Se não tenho cuidado, um dia destes ainda me pegam amor num espirro, Deus me livre e guarde.
Este é assunto que já ganha pó em cima da mesa, de tantas vezes que já foi pensado e de algumas outras em que foi alvo do bate-boca. As origens de tão ignóbil enfermidade remontam, como sempre, à infância, ou não acredite eu que, lá porque as teorias de Freud não tinham aplicação terapêutica, não quer dizer que o homem não soubesse aquilo que estava a dizer. Dar um beijo, um abraço, são coisas que caíram em saco roto quando era pequena. E isto não se trata de um explícito queixume à educação que me deram os meus pais. Não me faltou atenção, cuidado, algum mimo, ou não fosse eu filha única e desejada durante "uma vida inteira", nos jeitos de a minha mãe falar. Mas a verdade é que a carência de manifestações físicas de afecto na relação com os meus pais afectou, e afecta ainda, sobremaneira, a minha forma de, hoje, enquanto adulto maior e vacinado, me relacionar com os que estão à minha volta, os que vão e vêm, os que ficam e os de sempre.
Temo, por vezes, não usufruir da afectividade na sua plenitude, de me tornar incapaz de expressar condignamente o quanto gosto dos outros, o quanto me fazem falta, o quanto me vejo dependente deles a cada síncrono batimento cardíaco.
A Natureza humana criou-me particularmente carente da presença de outrém, logo a mim, que sofro ainda o incómodo do constrangimento de um abraço ou de um beijo, de um "Gosto muito de ti" arrancado com sacrifício e de olhar desviado por uma absurda vergonha, de um "Amo-te" proferido a medo e de forma berve, seca, não prolongando o sofrimento de ter que o dizer.
Tenho, ao longo do tempo, mantido sucessivas tentativas e insistências em aliviar a cronicidade da patologia. É preciso, contudo, a avisar que não é fácil.

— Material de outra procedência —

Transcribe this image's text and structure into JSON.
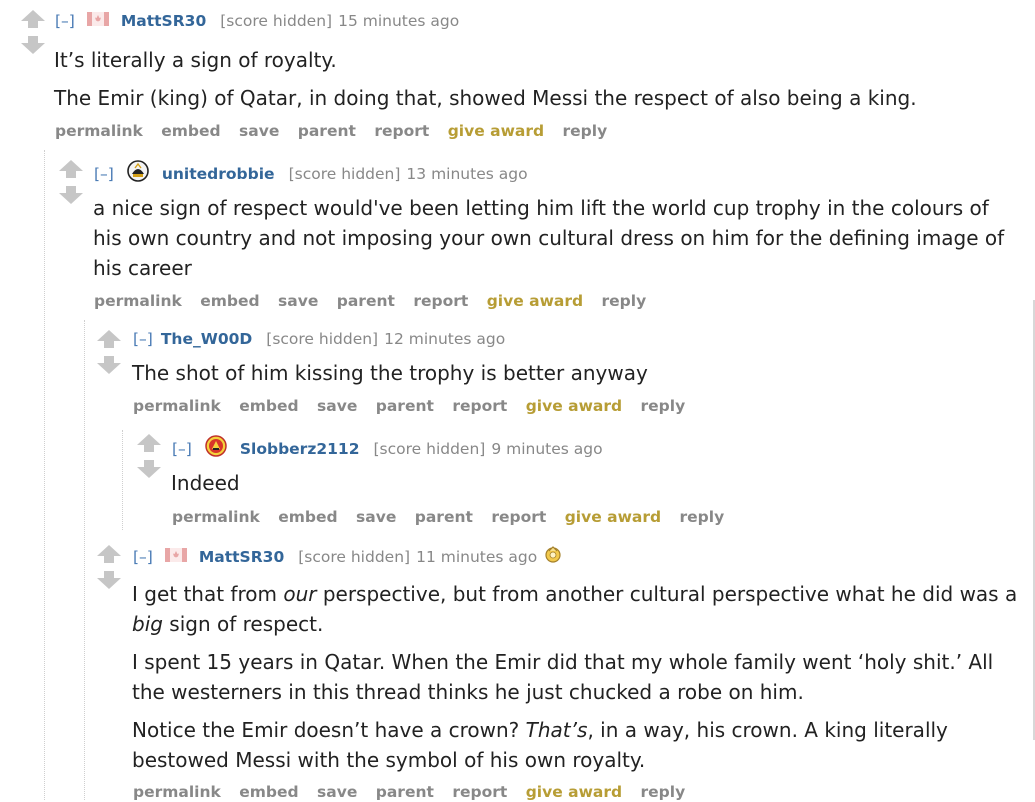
{
  "common": {
    "expand": "[–]",
    "score_hidden": "[score hidden]",
    "buttons": {
      "permalink": "permalink",
      "embed": "embed",
      "save": "save",
      "parent": "parent",
      "report": "report",
      "give_award": "give award",
      "reply": "reply"
    }
  },
  "colors": {
    "author": "#336699",
    "award": "#b79d35",
    "meta": "#888888"
  },
  "comments": [
    {
      "author": "MattSR30",
      "flair_icon": "canada-flag-icon",
      "time": "15 minutes ago",
      "paragraphs": [
        "It’s literally a sign of royalty.",
        "The Emir (king) of Qatar, in doing that, showed Messi the respect of also being a king."
      ]
    },
    {
      "author": "unitedrobbie",
      "flair_icon": "newcastle-crest-icon",
      "time": "13 minutes ago",
      "paragraphs": [
        "a nice sign of respect would've been letting him lift the world cup trophy in the colours of his own country and not imposing your own cultural dress on him for the defining image of his career"
      ]
    },
    {
      "author": "The_W00D",
      "time": "12 minutes ago",
      "paragraphs": [
        "The shot of him kissing the trophy is better anyway"
      ]
    },
    {
      "author": "Slobberz2112",
      "flair_icon": "manchester-united-crest-icon",
      "time": "9 minutes ago",
      "paragraphs": [
        "Indeed"
      ]
    },
    {
      "author": "MattSR30",
      "flair_icon": "canada-flag-icon",
      "time": "11 minutes ago",
      "award_icon": "award-icon",
      "p1": {
        "a": "I get that from ",
        "em1": "our",
        "b": " perspective, but from another cultural perspective what he did was a ",
        "em2": "big",
        "c": " sign of respect."
      },
      "p2": "I spent 15 years in Qatar. When the Emir did that my whole family went ‘holy shit.’ All the westerners in this thread thinks he just chucked a robe on him.",
      "p3": {
        "a": "Notice the Emir doesn’t have a crown? ",
        "em": "That’s",
        "b": ", in a way, his crown. A king literally bestowed Messi with the symbol of his own royalty."
      }
    }
  ]
}
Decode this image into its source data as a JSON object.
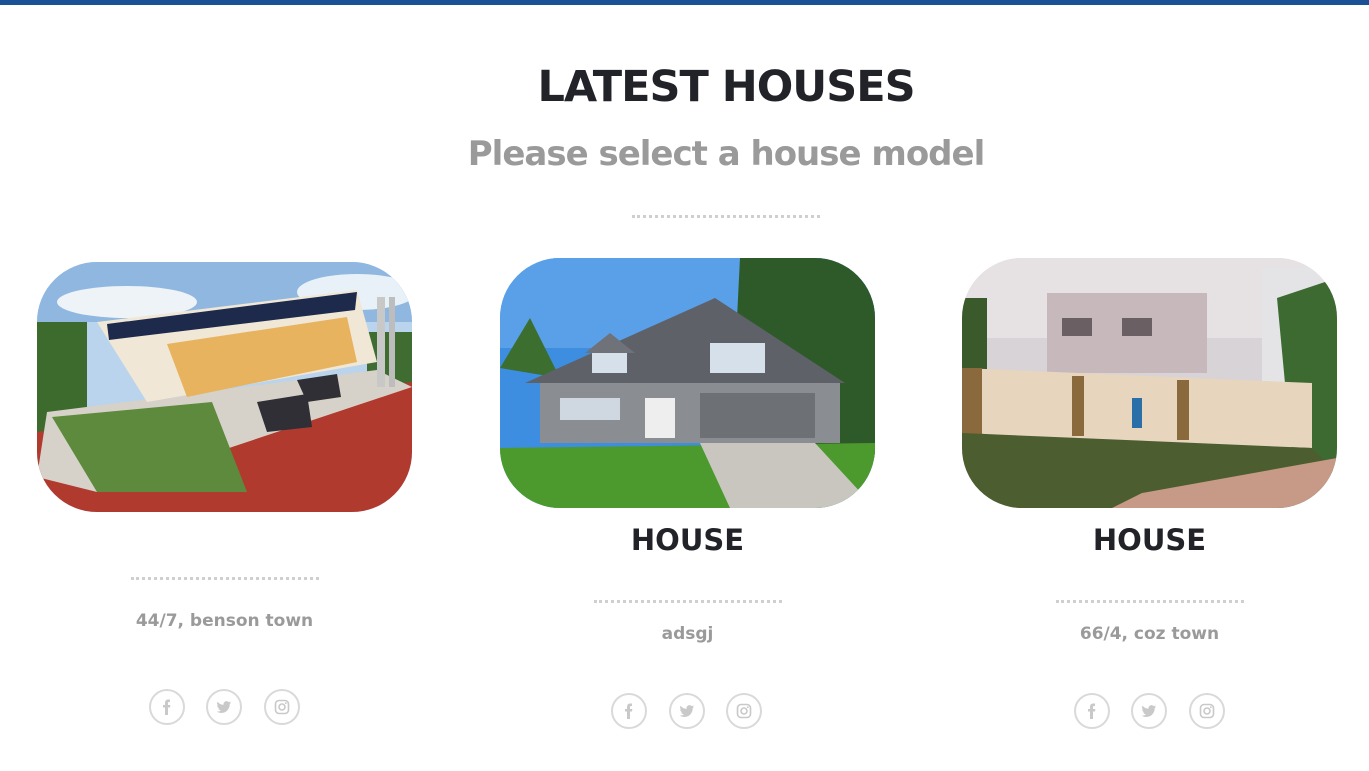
{
  "section": {
    "title": "LATEST HOUSES",
    "subtitle": "Please select a house model"
  },
  "houses": [
    {
      "title": "",
      "address": "44/7, benson town",
      "image": "rooftop-solar-house-photo",
      "social": [
        "facebook-icon",
        "twitter-icon",
        "instagram-icon"
      ]
    },
    {
      "title": "HOUSE",
      "address": "adsgj",
      "image": "gray-two-story-house-photo",
      "social": [
        "facebook-icon",
        "twitter-icon",
        "instagram-icon"
      ]
    },
    {
      "title": "HOUSE",
      "address": "66/4, coz town",
      "image": "yard-with-wall-photo",
      "social": [
        "facebook-icon",
        "twitter-icon",
        "instagram-icon"
      ]
    }
  ],
  "colors": {
    "top_bar": "#1b4f96",
    "heading": "#222328",
    "muted_text": "#9a9a9a",
    "divider": "#cfcfcf"
  }
}
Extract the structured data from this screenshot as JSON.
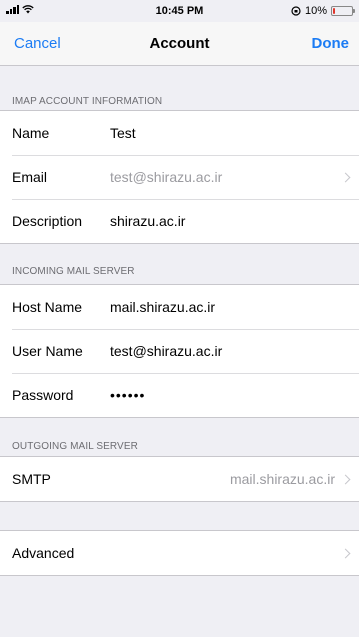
{
  "status_bar": {
    "time": "10:45 PM",
    "battery_percent": "10%",
    "battery_level": 0.1
  },
  "nav": {
    "cancel_label": "Cancel",
    "title": "Account",
    "done_label": "Done"
  },
  "imap_section": {
    "header": "IMAP ACCOUNT INFORMATION",
    "rows": [
      {
        "label": "Name",
        "value": "Test"
      },
      {
        "label": "Email",
        "value": "test@shirazu.ac.ir"
      },
      {
        "label": "Description",
        "value": "shirazu.ac.ir"
      }
    ]
  },
  "incoming_section": {
    "header": "INCOMING MAIL SERVER",
    "rows": [
      {
        "label": "Host Name",
        "value": "mail.shirazu.ac.ir"
      },
      {
        "label": "User Name",
        "value": "test@shirazu.ac.ir"
      },
      {
        "label": "Password",
        "value": "••••••"
      }
    ]
  },
  "outgoing_section": {
    "header": "OUTGOING MAIL SERVER",
    "smtp_label": "SMTP",
    "smtp_value": "mail.shirazu.ac.ir"
  },
  "advanced": {
    "label": "Advanced"
  },
  "colors": {
    "accent": "#1c7cf4",
    "background": "#efeff4",
    "battery_low": "#e0362c"
  }
}
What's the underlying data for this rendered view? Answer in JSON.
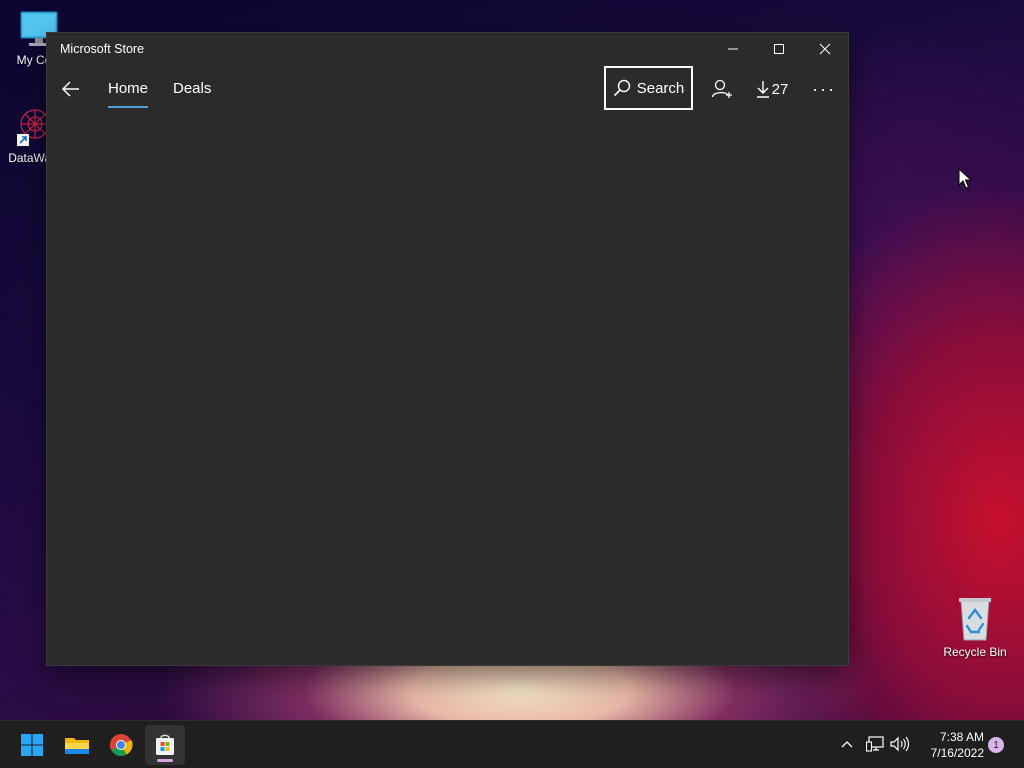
{
  "desktop": {
    "icons": [
      {
        "label": "My Computer",
        "shown": "My Com"
      },
      {
        "label": "DataWagon",
        "shown": "DataWag"
      },
      {
        "label": "Recycle Bin",
        "shown": "Recycle Bin"
      }
    ]
  },
  "window": {
    "title": "Microsoft Store",
    "nav": {
      "tabs": [
        {
          "label": "Home",
          "selected": true
        },
        {
          "label": "Deals",
          "selected": false
        }
      ],
      "search_label": "Search",
      "downloads_count": "27",
      "more_label": "···"
    }
  },
  "taskbar": {
    "apps": [
      "start-icon",
      "file-explorer-icon",
      "chrome-icon",
      "microsoft-store-icon"
    ],
    "clock": {
      "time": "7:38 AM",
      "date": "7/16/2022"
    },
    "notification_count": "1"
  },
  "colors": {
    "accent": "#4ca0e0",
    "window_bg": "#2b2b2b",
    "taskbar_bg": "#1f1f1f"
  }
}
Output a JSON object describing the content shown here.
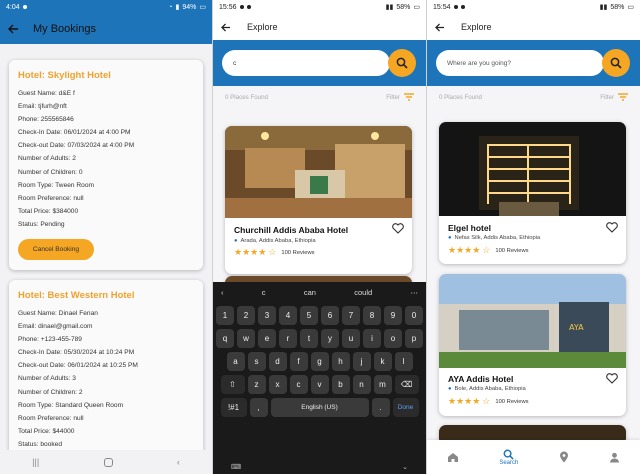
{
  "colors": {
    "brand_blue": "#1e74b9",
    "accent_orange": "#f5a623",
    "title_orange": "#f0a22e"
  },
  "screen1": {
    "status": {
      "time": "4:04",
      "battery": "94%"
    },
    "title": "My Bookings",
    "bookings": [
      {
        "hotel": "Hotel: Skylight Hotel",
        "lines": [
          "Guest Name: d&E f",
          "Email: tjfurh@nft",
          "Phone: 255565846",
          "Check-In Date: 06/01/2024 at 4:00 PM",
          "Check-out Date: 07/03/2024 at 4:00 PM",
          "Number of Adults: 2",
          "Number of Children: 0",
          "Room Type: Tween Room",
          "Room Preference: null",
          "Total Price: $384000",
          "Status: Pending"
        ],
        "cancel_label": "Cancel Booking"
      },
      {
        "hotel": "Hotel: Best Western Hotel",
        "lines": [
          "Guest Name: Dinael Fenan",
          "Email: dinael@gmail.com",
          "Phone: +123-455-789",
          "Check-In Date: 05/30/2024 at 10:24 PM",
          "Check-out Date: 06/01/2024 at 10:25 PM",
          "Number of Adults: 3",
          "Number of Children: 2",
          "Room Type: Standard Queen Room",
          "Room Preference: null",
          "Total Price: $44000",
          "Status: booked"
        ]
      }
    ]
  },
  "screen2": {
    "status": {
      "time": "15:56",
      "battery": "58%"
    },
    "title": "Explore",
    "search_value": "c",
    "places_found": "0 Places Found",
    "filter_label": "Filter",
    "hotels": [
      {
        "name": "Churchill Addis Ababa Hotel",
        "location": "Arada, Addis Ababa, Ethiopia",
        "rating": 4,
        "reviews": "100 Reviews"
      }
    ],
    "keyboard": {
      "suggestions": [
        "c",
        "can",
        "could"
      ],
      "numbers": [
        "1",
        "2",
        "3",
        "4",
        "5",
        "6",
        "7",
        "8",
        "9",
        "0"
      ],
      "row1": [
        "q",
        "w",
        "e",
        "r",
        "t",
        "y",
        "u",
        "i",
        "o",
        "p"
      ],
      "row2": [
        "a",
        "s",
        "d",
        "f",
        "g",
        "h",
        "j",
        "k",
        "l"
      ],
      "row3": [
        "z",
        "x",
        "c",
        "v",
        "b",
        "n",
        "m"
      ],
      "sym_label": "!#1",
      "comma": ",",
      "space_label": "English (US)",
      "period": ".",
      "done_label": "Done"
    }
  },
  "screen3": {
    "status": {
      "time": "15:54",
      "battery": "58%"
    },
    "title": "Explore",
    "search_placeholder": "Where are you going?",
    "places_found": "0 Places Found",
    "filter_label": "Filter",
    "hotels": [
      {
        "name": "Elgel hotel",
        "location": "Nefas Silk, Addis Ababa, Ethiopia",
        "rating": 4,
        "reviews": "100 Reviews"
      },
      {
        "name": "AYA Addis Hotel",
        "location": "Bole, Addis Ababa, Ethiopia",
        "rating": 4,
        "reviews": "100 Reviews"
      }
    ],
    "nav": {
      "search_label": "Search"
    }
  }
}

A burro velho não se ensinam novas cantilenas. E é um esforço arduamente sustentável o de mudar 24 anos em pouco tempo. Tenho, apesar de tudo, uma alegria quase infantil em informar que estou a fazer progressos.
E que se, a cada um daqueles de quem sou irrevogavelmente dependente para existir, um dia destes eu me abraçar e disser que os amo muito, não estranhem. É sinal que estou curada. Até lá, desculpem qualquer coisinha. É que simplesmente não fui habituada.

5 comments:

Anonymous said...

compreendo-te perfeitamente.
tb eu já fiz muitos progressos, mas ainda hoje não sou mt beijoqueira com conhecidos. aquela coisa de encontrar as pessoas de todos os dias e presentear umas quantas com beijinhos n dá...um bom dia sorridente acho que é o suficiente, ou não? a causa deste meu distanciamento tb deve prender-se com as poucas demonstrações de afecto entre os meus pais. mas, talvez por estar a viver um amor que juro a pés juntos será eterno, o pudor desapareceu por completo com aquela pessoa e os carinhos são uma constante. mas com amigos, é preciso ser mesmo muito amigo para um beijo mais repenicado ou para um abraço mais apertado :)

excelente texto!

Carlos Moreira said...

bom texto.
Deve ser complicado. Como recebes carinhos? Deves estar a perder tantas sensações fantásticas... isso passa :)

sofi said...

There are others out there...

franksy! said...

quando era pequena, apesar de haver imensa vida lá em casa, de eu ter imensa atenção - não fosse eu a [muito] mais novinha de todos, lá em casa também não havia manifestações de afecto que ultrapassassem os dois beijos matinais que cada um de nós multiplicava por cinco! No entanto - e penso que por isso - mal comecei a formar carácter, sou farta em beijos, abraços, mimos, adoro-tes, amo-tes e tudo mais que sabe bem!
A gota nunca cai pelo mesmo leito...
Tu és AMOR! E não sentirei grande surpresa quando me abraçares e o disseres!
Adoro-te Catarina! És um doce!

Caty said...

Sabes curse, eu também fico encavacada só com aquela coisa de dares 2 beijinhos a quem não conheces muito bem. Aliás, à maior parte das pessoas eu sorrio e aceno com a cabeça. Às vezes tenho medo de ser mal interpretada, mas o que fazer? Mas sim ... os meus progressos também começaram à pouco mais de 1 ano ... pelas mesmas razões que as tuas:) Beijinho grande.

Carlos, como já disse estou bem melhor agora. Já consigo dar e receber, que sempre foi mais difícil que dar. Aliás, às vezes sou mesmo pedinchona e faço birra:)

Sim Sofia ... não tenho a pretenção de ser a única. Aposto que é mal comum a muita gente. Uns são mais expansivos que outros. Eu encontro-me em processo de lenta expansão. Eu sou sempre muito lenta em tudo:)

Minha querida Francisca. Não digas assim à toa que tu és uma fortíssima candidata a, um destes dias, apanhares com uma dose massiva d'O AMOR em público. Ah pois, à frente de toda a gente. À frente do Bexar Bexar já não vai ser porque enfim ... já foi:) E tabém, para além da Maria e da Margarida, só o bêbado da mesa do fundo é que ia ver a manifestação, e duvido que fosse perceber alguma coisa ou sequer que o tentasse fazer. No Tropical a uma sexta à noite é que ia ser bonito. Já estou a ver a cara das pessoas "Eu sempre soube. Aquilo do namorado era só para disfarçar." AQUELA DO FOLK NUNCA ME ENGANOU.